Sisley was first and foremost a painter of light. He knew how to imbue all of his paintings with it. One could say that light floods his landscapes, deliciously bathing even the most modest of details. - Anonymous, “Echo de Paris,” Le Gaulois 1899
While his landscapes are generally modest in scale and tonally relatively restrained, the magic with which he was able to capture the effects of the light dancing on water, the brilliance of winter sun on snow and hoar frost, the movement of the wind in trees, the exploration of the depth of a rural scene, and the vastness of the skies create compelling works akin to poetry. They demand close, quiet contemplation and their re-evaluation is well overdue.

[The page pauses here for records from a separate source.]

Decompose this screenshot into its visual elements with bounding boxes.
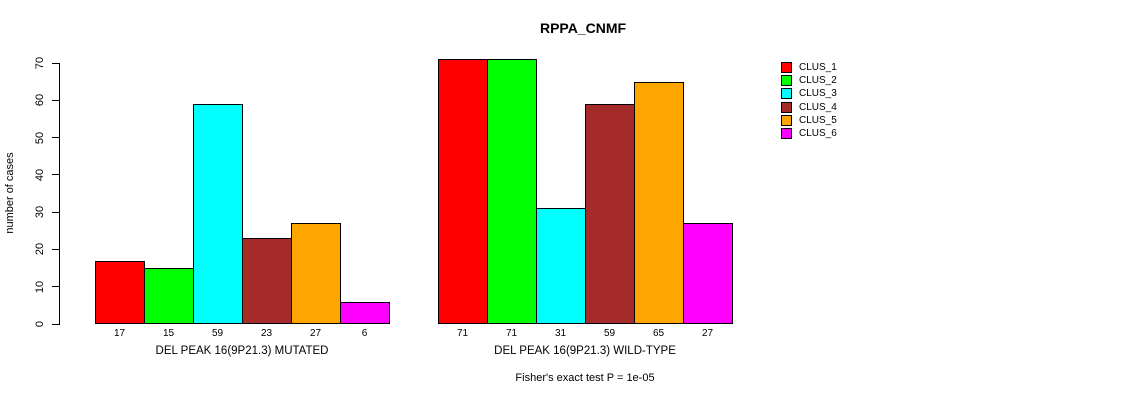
legend-item: CLUS_3 [781, 87, 837, 100]
y-axis-tick [52, 137, 59, 139]
y-axis-tick [52, 99, 59, 101]
bar-value-label: 17 [113, 328, 126, 339]
bar [683, 223, 733, 324]
y-axis-tick [52, 248, 59, 250]
bar-value-label: 27 [309, 328, 322, 339]
legend-label: CLUS_6 [799, 128, 837, 140]
legend-item: CLUS_6 [781, 127, 837, 140]
bar-value-label: 6 [361, 328, 368, 339]
bar [95, 260, 145, 324]
y-axis-tick-label: 40 [34, 168, 46, 181]
bar-value-label: 23 [260, 328, 273, 339]
y-axis-tick [52, 286, 59, 288]
chart-title: RPPA_CNMF [539, 20, 627, 36]
bar [193, 104, 243, 324]
legend-swatch [781, 128, 792, 140]
bar-value-label: 71 [505, 328, 518, 339]
footnote: Fisher's exact test P = 1e-05 [515, 372, 655, 384]
bar-value-label: 71 [456, 328, 469, 339]
y-axis-tick-label: 70 [34, 56, 46, 70]
y-axis-tick [52, 211, 59, 213]
legend-swatch [781, 114, 792, 126]
legend-swatch [781, 88, 792, 100]
bar-value-label: 59 [603, 328, 616, 339]
legend-swatch [781, 62, 792, 74]
legend-item: CLUS_2 [781, 74, 837, 87]
bar [634, 81, 684, 324]
y-axis-tick-label: 10 [34, 280, 46, 293]
bar [340, 301, 390, 324]
y-axis-line [59, 63, 60, 325]
legend-item: CLUS_4 [781, 101, 837, 114]
legend-swatch [781, 75, 792, 87]
y-axis-tick-label: 50 [34, 131, 46, 144]
legend-label: CLUS_1 [799, 62, 837, 74]
bar [536, 208, 586, 324]
y-axis-tick [52, 174, 59, 176]
bar [438, 59, 488, 324]
y-axis-label: number of cases [4, 152, 16, 234]
legend-label: CLUS_4 [799, 101, 837, 113]
y-axis-tick-label: 20 [34, 243, 46, 256]
y-axis-tick [52, 62, 59, 64]
bar [585, 104, 635, 324]
bar [291, 223, 341, 324]
y-axis-tick-label: 30 [34, 206, 46, 219]
bar [144, 268, 194, 324]
bar-value-label: 27 [701, 328, 714, 339]
legend-swatch [781, 101, 792, 113]
bar-value-label: 59 [211, 328, 224, 339]
legend-label: CLUS_2 [799, 75, 837, 87]
legend-label: CLUS_3 [799, 88, 837, 100]
legend: CLUS_1 CLUS_2 CLUS_3 CLUS_4 CLUS_5 CLUS_6 [781, 61, 837, 140]
bar-value-label: 31 [554, 328, 567, 339]
y-axis-tick-label: 60 [34, 94, 46, 107]
legend-item: CLUS_1 [781, 61, 837, 74]
y-axis-tick [52, 323, 59, 325]
legend-label: CLUS_5 [799, 114, 837, 126]
bar-value-label: 65 [652, 328, 665, 339]
bar [242, 238, 292, 324]
group-label-wild-type: DEL PEAK 16(9P21.3) WILD-TYPE [494, 345, 676, 357]
legend-item: CLUS_5 [781, 114, 837, 127]
bar [487, 59, 537, 324]
group-label-mutated: DEL PEAK 16(9P21.3) MUTATED [155, 345, 329, 357]
y-axis-tick-label: 0 [34, 320, 46, 328]
bar-value-label: 15 [162, 328, 175, 339]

His very delicate, lively sensibility was at ease before all the glories of nature… Sisley understood lovely light, the transparency of the envelope of air, the mobility and changeability of reflections, the speed of movement. – Octave Mirbeau, 1892
The exhibition Alfred Sisley (1839-1899): Impressionist Master is organized by the Bruce Museum, Greenwich, Connecticut and Culturespaces. The show is curated by MaryAnne Stevens, independent art historian and curator of the 1992/3 and 2002/3 retrospective exhibitions on the artist. It is accompanied by a fully illustrated catalogue published by Editions Hazan. Contributors to this volume, Richard Shone, who wrote a book on the painter, and Kathleen Adler, a 19th -century French specialist, bring new insights that ensure the publication will be an indispensable reference on the artist and his oeuvre.
Designated a historical monument in France and owned by Culturespaces, the Hôtel de Caumont is one of the most beautiful private mansions dating from the 18th century in Aix-en-Provence. The mansion was recently restored and has been home to an art and cultural center since May 2015.